Le nationalisme est un principe politique apparu à la fin du XVIIIe siècle, tendant à légitimer l’existence d’un État-nation pour chaque peuple, défini par des caractéristiques propres et communes à ses membres, comme une langue, des traditions historiques et culturelles ou des valeurs politiques[1].

Initialement le nationalisme est opposé à la royauté (régime politique qui en France sera ensuite nommé Ancien Régime). Il s’impose progressivement en Europe au cours du XIXe siècle et se traduit au début du XXe siècle par la disparition de quatre empires multiethniques et autocratiques : les deux Empires centraux germaniques, le russe et le turc. Depuis son avènement, le nationalisme apparaît comme une évidence dans la vie politique et sociale[2].

Ce terme désigne aussi des mouvements politiques déclarant vouloir exalter une nation sous toutes ses formes (État, culture, religion, ethnie, langue, histoire, traditions, préférence nationale pour l'emploietc.), par opposition aux autres nations et populations.

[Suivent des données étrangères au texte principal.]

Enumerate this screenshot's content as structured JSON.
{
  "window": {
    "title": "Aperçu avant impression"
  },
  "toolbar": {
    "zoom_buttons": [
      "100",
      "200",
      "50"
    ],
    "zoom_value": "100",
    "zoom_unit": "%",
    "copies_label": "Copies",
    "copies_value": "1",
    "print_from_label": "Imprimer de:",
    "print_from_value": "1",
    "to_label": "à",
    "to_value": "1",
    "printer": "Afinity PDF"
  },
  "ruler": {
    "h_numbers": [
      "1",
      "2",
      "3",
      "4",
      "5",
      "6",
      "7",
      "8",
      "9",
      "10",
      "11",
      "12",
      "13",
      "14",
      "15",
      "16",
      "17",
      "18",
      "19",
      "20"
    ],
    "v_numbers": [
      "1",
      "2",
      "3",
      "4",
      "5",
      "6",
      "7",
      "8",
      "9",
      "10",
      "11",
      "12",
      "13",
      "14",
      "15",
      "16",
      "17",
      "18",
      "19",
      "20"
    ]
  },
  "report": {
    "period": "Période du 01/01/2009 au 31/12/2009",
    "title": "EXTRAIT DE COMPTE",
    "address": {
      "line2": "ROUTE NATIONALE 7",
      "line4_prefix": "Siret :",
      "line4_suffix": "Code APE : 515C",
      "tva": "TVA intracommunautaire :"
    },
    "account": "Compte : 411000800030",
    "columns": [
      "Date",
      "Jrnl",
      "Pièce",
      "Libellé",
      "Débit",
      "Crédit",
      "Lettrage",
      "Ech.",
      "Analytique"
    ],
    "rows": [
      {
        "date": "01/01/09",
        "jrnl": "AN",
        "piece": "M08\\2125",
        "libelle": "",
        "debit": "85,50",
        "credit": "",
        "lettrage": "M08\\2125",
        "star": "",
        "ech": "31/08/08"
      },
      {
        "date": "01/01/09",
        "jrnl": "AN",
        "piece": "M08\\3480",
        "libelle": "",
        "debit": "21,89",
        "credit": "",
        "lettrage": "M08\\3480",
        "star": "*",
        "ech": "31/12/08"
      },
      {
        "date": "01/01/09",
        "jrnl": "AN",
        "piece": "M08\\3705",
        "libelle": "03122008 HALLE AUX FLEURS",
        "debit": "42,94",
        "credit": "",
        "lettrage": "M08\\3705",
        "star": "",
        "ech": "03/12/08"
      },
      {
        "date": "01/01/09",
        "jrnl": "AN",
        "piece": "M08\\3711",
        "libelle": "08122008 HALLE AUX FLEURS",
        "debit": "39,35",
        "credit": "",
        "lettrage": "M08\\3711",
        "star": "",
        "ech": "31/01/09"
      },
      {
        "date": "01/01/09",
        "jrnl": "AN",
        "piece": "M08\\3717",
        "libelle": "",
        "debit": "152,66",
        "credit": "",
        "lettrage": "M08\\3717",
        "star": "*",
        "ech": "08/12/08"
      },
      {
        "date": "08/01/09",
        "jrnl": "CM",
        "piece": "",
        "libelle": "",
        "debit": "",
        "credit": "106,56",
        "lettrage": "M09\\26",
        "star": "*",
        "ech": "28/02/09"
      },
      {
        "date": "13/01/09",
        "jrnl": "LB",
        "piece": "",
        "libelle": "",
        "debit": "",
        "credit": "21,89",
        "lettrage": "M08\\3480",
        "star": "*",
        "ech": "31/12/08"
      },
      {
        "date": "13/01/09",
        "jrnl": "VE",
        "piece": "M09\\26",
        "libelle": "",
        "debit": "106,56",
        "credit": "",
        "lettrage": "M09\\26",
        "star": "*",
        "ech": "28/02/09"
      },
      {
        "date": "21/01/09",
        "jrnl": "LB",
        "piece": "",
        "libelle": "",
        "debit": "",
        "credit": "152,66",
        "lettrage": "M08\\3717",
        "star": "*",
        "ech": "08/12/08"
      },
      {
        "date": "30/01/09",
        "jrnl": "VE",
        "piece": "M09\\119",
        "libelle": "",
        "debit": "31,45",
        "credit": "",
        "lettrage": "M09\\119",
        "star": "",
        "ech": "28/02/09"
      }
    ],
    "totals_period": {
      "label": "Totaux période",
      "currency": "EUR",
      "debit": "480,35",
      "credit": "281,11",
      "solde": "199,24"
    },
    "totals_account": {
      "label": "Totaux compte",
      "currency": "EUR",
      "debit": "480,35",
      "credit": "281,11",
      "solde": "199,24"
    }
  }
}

Cette deuxième variante du mouvement s'est développée à partir de la fin du XIXe siècle, vers 1870 : chauvine et xénophobe, elle trouvait alors ses militants principalement dans la petite bourgeoisie[3],[4],[5].

À la base, il prêche la loyauté et le dévouement à sa nation, l'indépendance politique, la présence d'une idée nationale pour la protection pratique des conditions de vie de la nation, de son espace de vie, de ses ressources économiques et de ses valeurs spirituelles.

En pratique, le nationalisme peut être considéré comme positif ou négatif, selon le contexte et la vision du monde individuelle. Les nationalismes dans différents pays à différentes périodes de temps sont très différents. Le nationalisme a été un moteur important des mouvements d'indépendance tels que la révolution grecque, l'indépendance irlandaise, la grande révolte arabe, le mouvement national palestinien, la décolonisation des pays du tiers-monde, la résistance iranienne pendant la Guerre Iran-Irak et l'effondrement de l'Union soviétique[6],[7]. À l'inverse, le nationalisme expansionniste impérialiste a également été un facteur clé de provocation de guerre, comme le fascisme, le nazisme et le suprémacisme.

La valeur morale du nationalisme, la relation entre nationalisme et patriotisme et la compatibilité du nationalisme et du cosmopolitisme sont autant de sujets de débat philosophique. Le nationalisme peut être combiné avec divers objectifs politiques et idéologies telles que le conservatisme (national-conservatisme) et/ou le socialisme (nationalisme de gauche)[8],[9],[10], les deux défendent globalement les mêmes principes de défense de l'état-nation et la protection de l'identité nationale et se retrouvent dans les différents nationalismes de type civique, culturel et/ou ethnique, mais diffèrent sur la question des principes socio-économiques.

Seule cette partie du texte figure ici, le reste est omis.